Signaling in the Market for GED Graduates: Empirical Evidence from the National Longitudinal Survey of Youth
Ph.D. Dissertation, Washington State University, 1996
Cohort(s): NLSY79
Publisher: UMI - University Microfilms, Bell and Howell Information and Learning
Keyword(s): Continuing Education; Education, Secondary; GED/General Educational Diploma/General Equivalency Degree/General Educational Development; Human Capital; Labor Market Outcomes; Quits; Retirement/Retirement Planning; Self-Employed Workers; Tests and Testing; Training, On-the-Job

The General Educational Development (GED) is becoming increasingly popular as a means to high school certification. As sponsor of the GED, the American Council on Education markets a GED credential as equivalent to a diploma obtained through the traditional high school route. The council suggests that GED graduates are comparable to high school graduates in terms of higher educational and vocational success. Recent economic research has generated considerable controversy over this claimed equivalency. This dissertation develops a game theoretical, signaling model that describes the market for high school credentials and empirically tests the model to investigate the differences between the labor market outcomes of traditional high school students and the labor market outcomes of GED credentialed individuals. The data for the empirical analysis come from 1979-93 waves of the National Longitudinal Survey of Youth (NLSY). Standard regression analysis is used, with corrections for existing selection biases. I find evidence to suggest that GED test takers are a heterogenous group. Those who take the exam shortly after dropping out of high school, signal high ability to the market and are paid a high wage, while those who take the exam later in life are paid a lower wage. Specifically, examining a sample of NLSY females, I find that those who take the GED early have comparable wages and work slightly more than those who graduate from a traditional high school.

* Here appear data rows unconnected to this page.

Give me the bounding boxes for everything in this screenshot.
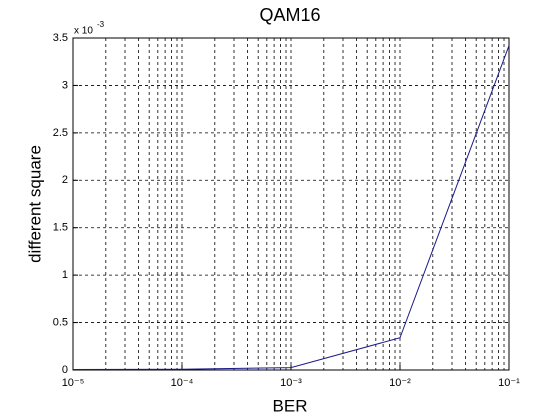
x-axis-label: BER [273,396,308,415]
y-axis-label: different square [25,145,44,263]
y-tick-label: 3.5 [53,32,68,44]
y-tick-label: 1.5 [53,222,68,234]
x-tick-label: 10⁻¹ [498,377,520,389]
plot-frame [72,37,510,371]
x-tick-label: 10⁻² [389,377,411,389]
y-tick-label: 1 [62,269,68,281]
y-multiplier: x 10 [74,26,93,37]
y-multiplier-exponent: -3 [97,20,105,29]
y-tick-label: 0.5 [53,316,68,328]
y-tick-label: 3 [62,79,68,91]
y-tick-label: 2 [62,174,68,186]
x-tick-label: 10⁻⁴ [171,377,194,389]
x-tick-label: 10⁻⁵ [62,377,85,389]
y-tick-label: 2.5 [53,127,68,139]
data-line [72,45,510,371]
y-tick-label: 0 [62,364,68,376]
chart-title: QAM16 [259,5,320,25]
x-tick-label: 10⁻³ [280,377,302,389]
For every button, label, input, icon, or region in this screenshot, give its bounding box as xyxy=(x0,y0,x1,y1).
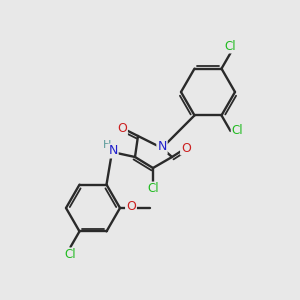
Text: O: O xyxy=(117,122,127,134)
Text: Cl: Cl xyxy=(65,248,76,262)
Text: Cl: Cl xyxy=(225,40,236,52)
Text: H: H xyxy=(103,140,111,150)
Text: O: O xyxy=(126,200,136,212)
Text: N: N xyxy=(157,140,167,154)
Text: Cl: Cl xyxy=(147,182,159,196)
Text: O: O xyxy=(181,142,191,154)
Text: Cl: Cl xyxy=(232,124,243,137)
Text: N: N xyxy=(108,145,118,158)
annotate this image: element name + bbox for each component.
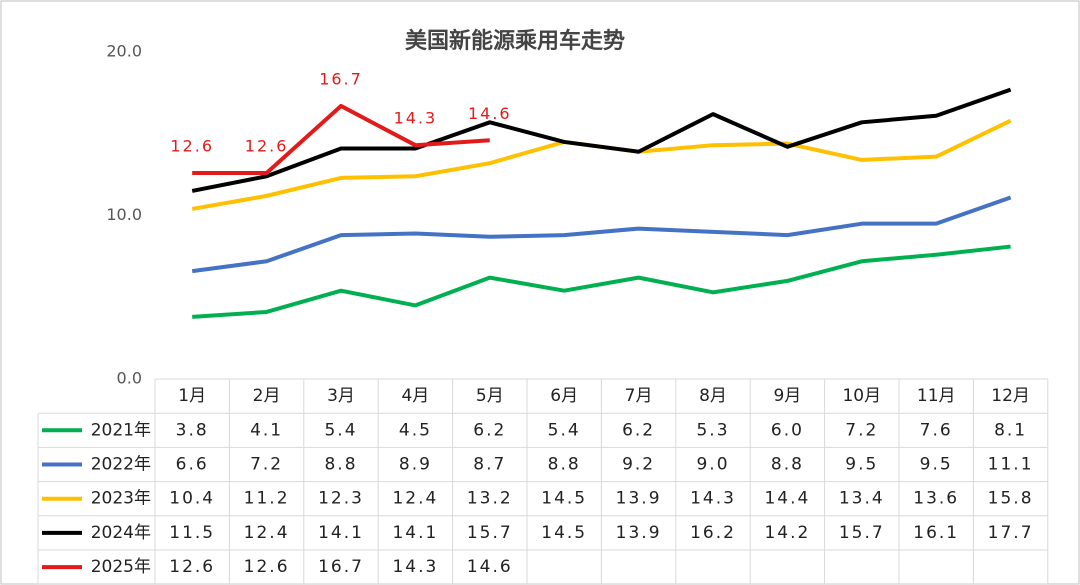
data-label: 12.6 (170, 136, 214, 155)
series-line (192, 103, 490, 175)
table-cell: 4.1 (250, 420, 283, 440)
x-tick-label: 12月 (991, 386, 1030, 406)
table-cell: 8.8 (324, 455, 357, 475)
x-tick-label: 10月 (842, 386, 881, 406)
table-cell: 14.5 (541, 523, 587, 543)
table-cell: 14.1 (318, 523, 364, 543)
x-tick-label: 2月 (253, 386, 281, 406)
table-cell: 6.2 (473, 420, 506, 440)
table-cell: 6.6 (176, 455, 209, 475)
table-cell: 13.9 (616, 489, 662, 509)
y-tick-label: 20.0 (106, 42, 142, 61)
table-cell: 5.4 (324, 420, 357, 440)
table-cell: 14.3 (392, 557, 438, 577)
table-cell: 10.4 (169, 489, 215, 509)
table-cell: 7.2 (845, 420, 878, 440)
table-cell: 5.3 (696, 420, 729, 440)
chart-title: 美国新能源乘用车走势 (405, 28, 625, 54)
data-label: 12.6 (245, 136, 289, 155)
table-cell: 13.2 (467, 489, 513, 509)
table-cell: 14.3 (690, 489, 736, 509)
table-cell: 11.1 (988, 455, 1034, 475)
legend-label: 2021年 (91, 420, 151, 440)
data-label: 14.6 (468, 104, 512, 123)
legend-label: 2025年 (91, 557, 151, 577)
legend-label: 2022年 (91, 455, 151, 475)
series-line (191, 87, 1012, 193)
table-cell: 13.6 (913, 489, 959, 509)
table-cell: 17.7 (988, 523, 1034, 543)
table-cell: 8.7 (473, 455, 506, 475)
table-cell: 8.8 (548, 455, 581, 475)
table-cell: 13.9 (616, 523, 662, 543)
table-cell: 12.6 (244, 557, 290, 577)
table-cell: 5.4 (548, 420, 581, 440)
table-cell: 15.8 (988, 489, 1034, 509)
table-cell: 6.2 (622, 420, 655, 440)
table-cell: 7.6 (920, 420, 953, 440)
y-tick-label: 0.0 (117, 369, 142, 388)
table-cell: 14.4 (764, 489, 810, 509)
table-cell: 9.5 (845, 455, 878, 475)
table-cell: 8.8 (771, 455, 804, 475)
x-tick-label: 8月 (699, 386, 727, 406)
x-tick-label: 11月 (917, 386, 956, 406)
legend-label: 2024年 (91, 523, 151, 543)
x-tick-label: 7月 (625, 386, 653, 406)
table-cell: 8.1 (994, 420, 1027, 440)
table-cell: 15.7 (467, 523, 513, 543)
table-cell: 14.1 (392, 523, 438, 543)
table-cell: 6.0 (771, 420, 804, 440)
data-label: 14.3 (394, 109, 438, 128)
table-cell: 14.5 (541, 489, 587, 509)
table-cell: 9.2 (622, 455, 655, 475)
y-tick-label: 10.0 (106, 205, 142, 224)
table-cell: 12.4 (244, 523, 290, 543)
table-cell: 11.2 (244, 489, 290, 509)
legend-label: 2023年 (91, 489, 151, 509)
data-label: 16.7 (319, 69, 363, 88)
x-tick-label: 5月 (476, 386, 504, 406)
table-cell: 12.3 (318, 489, 364, 509)
series-line (192, 244, 1011, 319)
x-tick-label: 1月 (178, 386, 206, 406)
table-cell: 9.0 (696, 455, 729, 475)
table-cell: 12.6 (169, 557, 215, 577)
table-cell: 16.7 (318, 557, 364, 577)
table-cell: 14.6 (467, 557, 513, 577)
table-cell: 14.2 (764, 523, 810, 543)
table-cell: 16.1 (913, 523, 959, 543)
x-tick-label: 9月 (773, 386, 801, 406)
table-cell: 3.8 (176, 420, 209, 440)
x-tick-label: 6月 (550, 386, 578, 406)
table-cell: 4.5 (399, 420, 432, 440)
series-line (191, 195, 1012, 274)
x-tick-label: 4月 (401, 386, 429, 406)
table-cell: 9.5 (920, 455, 953, 475)
table-cell: 13.4 (839, 489, 885, 509)
table-cell: 8.9 (399, 455, 432, 475)
table-cell: 11.5 (169, 523, 215, 543)
table-cell: 16.2 (690, 523, 736, 543)
table-cell: 12.4 (392, 489, 438, 509)
table-cell: 15.7 (839, 523, 885, 543)
x-tick-label: 3月 (327, 386, 355, 406)
table-cell: 7.2 (250, 455, 283, 475)
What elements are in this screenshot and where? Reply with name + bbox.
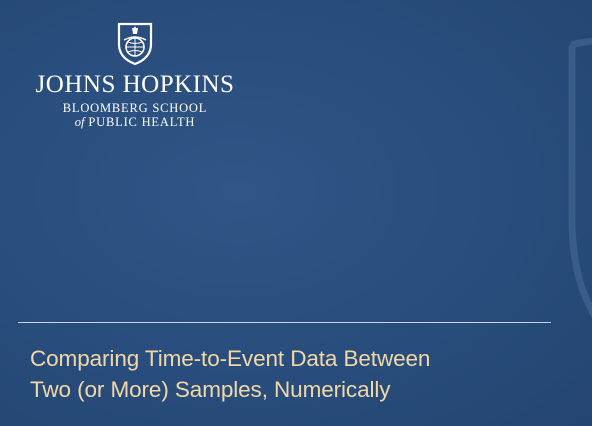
logo-school-line1: BLOOMBERG SCHOOL (62, 101, 208, 115)
logo-name: JOHNS HOPKINS (35, 71, 235, 98)
logo-school-line2: of PUBLIC HEALTH (30, 115, 240, 129)
logo-school-of: of (74, 115, 85, 129)
title-divider (18, 322, 551, 323)
institution-logo: JOHNS HOPKINS BLOOMBERG SCHOOL of PUBLIC… (30, 22, 240, 142)
shield-watermark-icon (568, 38, 592, 319)
slide-title-line1: Comparing Time-to-Event Data Between (30, 346, 431, 371)
logo-school-line2-text: PUBLIC HEALTH (88, 115, 196, 129)
university-shield-icon (117, 22, 153, 66)
slide-title-line2: Two (or More) Samples, Numerically (30, 377, 391, 402)
slide-title: Comparing Time-to-Event Data Between Two… (30, 343, 570, 405)
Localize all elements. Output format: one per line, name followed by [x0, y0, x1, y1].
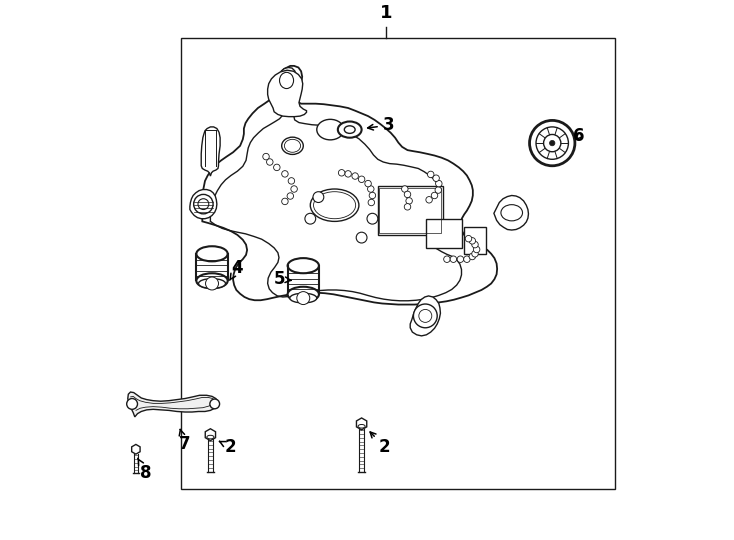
- Circle shape: [443, 256, 450, 262]
- Bar: [181, 38, 615, 489]
- Polygon shape: [357, 418, 367, 430]
- Ellipse shape: [501, 205, 523, 221]
- Polygon shape: [410, 296, 440, 336]
- Circle shape: [297, 292, 310, 305]
- Circle shape: [210, 399, 219, 409]
- Polygon shape: [201, 127, 220, 176]
- Ellipse shape: [344, 126, 355, 133]
- Circle shape: [473, 246, 480, 253]
- Text: 5: 5: [274, 270, 291, 288]
- Ellipse shape: [313, 192, 356, 219]
- Circle shape: [450, 256, 457, 262]
- Circle shape: [435, 187, 442, 193]
- Polygon shape: [190, 190, 217, 219]
- Circle shape: [352, 173, 358, 179]
- Circle shape: [536, 127, 568, 159]
- Circle shape: [406, 198, 413, 204]
- Circle shape: [127, 399, 137, 409]
- Circle shape: [198, 199, 208, 210]
- Ellipse shape: [317, 119, 344, 140]
- Text: 4: 4: [230, 259, 243, 280]
- Circle shape: [529, 120, 575, 166]
- Ellipse shape: [338, 122, 362, 138]
- Circle shape: [426, 197, 432, 203]
- Circle shape: [433, 175, 440, 181]
- Polygon shape: [206, 429, 216, 441]
- Circle shape: [413, 304, 437, 328]
- Polygon shape: [276, 68, 297, 93]
- Bar: [378, 186, 443, 235]
- Ellipse shape: [282, 137, 303, 154]
- Circle shape: [356, 232, 367, 243]
- Circle shape: [464, 256, 470, 262]
- Circle shape: [368, 199, 374, 206]
- Text: 1: 1: [379, 4, 392, 22]
- Text: 8: 8: [138, 458, 151, 482]
- Circle shape: [338, 170, 345, 176]
- Text: 3: 3: [368, 116, 394, 134]
- Text: 7: 7: [178, 429, 190, 453]
- Circle shape: [282, 198, 288, 205]
- Circle shape: [358, 176, 365, 183]
- Circle shape: [469, 253, 476, 260]
- Text: 6: 6: [573, 127, 585, 145]
- Circle shape: [401, 186, 408, 192]
- Circle shape: [465, 235, 472, 242]
- Ellipse shape: [197, 246, 228, 261]
- Circle shape: [550, 140, 555, 146]
- Ellipse shape: [290, 293, 317, 303]
- Circle shape: [368, 186, 374, 192]
- Circle shape: [369, 192, 376, 199]
- Circle shape: [266, 159, 273, 165]
- Ellipse shape: [358, 424, 365, 428]
- Circle shape: [544, 134, 561, 152]
- Circle shape: [435, 180, 442, 187]
- Circle shape: [291, 186, 297, 192]
- Ellipse shape: [197, 273, 228, 288]
- Polygon shape: [494, 195, 528, 230]
- Circle shape: [469, 238, 476, 244]
- Circle shape: [206, 277, 219, 290]
- Circle shape: [419, 309, 432, 322]
- Circle shape: [365, 180, 371, 187]
- Circle shape: [282, 171, 288, 177]
- Polygon shape: [203, 66, 497, 305]
- Circle shape: [404, 191, 411, 198]
- Polygon shape: [128, 392, 218, 417]
- Ellipse shape: [284, 139, 301, 152]
- Polygon shape: [131, 444, 140, 454]
- Circle shape: [287, 193, 294, 199]
- Circle shape: [313, 192, 324, 202]
- Circle shape: [367, 213, 378, 224]
- Text: 2: 2: [219, 438, 237, 456]
- Ellipse shape: [207, 435, 214, 439]
- Circle shape: [263, 153, 269, 160]
- Circle shape: [274, 164, 280, 171]
- Circle shape: [457, 256, 464, 262]
- Circle shape: [472, 241, 479, 248]
- Bar: [464, 227, 486, 254]
- Ellipse shape: [288, 258, 319, 273]
- Circle shape: [288, 178, 294, 184]
- Ellipse shape: [280, 72, 294, 89]
- Circle shape: [345, 171, 352, 177]
- Bar: [379, 188, 441, 233]
- Circle shape: [472, 251, 479, 257]
- Ellipse shape: [198, 279, 225, 288]
- Ellipse shape: [288, 287, 319, 302]
- Circle shape: [427, 171, 434, 178]
- Circle shape: [305, 213, 316, 224]
- Circle shape: [404, 204, 411, 210]
- Ellipse shape: [310, 189, 359, 221]
- Bar: [426, 219, 462, 248]
- Polygon shape: [268, 70, 307, 117]
- Circle shape: [432, 192, 437, 199]
- Circle shape: [194, 194, 213, 214]
- Text: 2: 2: [370, 432, 390, 456]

A sample of NLSY males suggests that early GED test takers do not fare as well as their high school counterparts, but do better than dropouts who don't take the exam. For males, these age-at-examination-date effects are eliminated when I correct for selection bias, suggesting that the GED is not an investment in human capital, but acts purely as a signal of ability and motivation. Conversely, the distinction between signaling and human capital development is not as clear for females.
Bibliography Citation
Gifford, Kirk D. Signaling in the Market for GED Graduates: Empirical Evidence from the National Longitudinal Survey of Youth. Ph.D. Dissertation, Washington State University, 1996.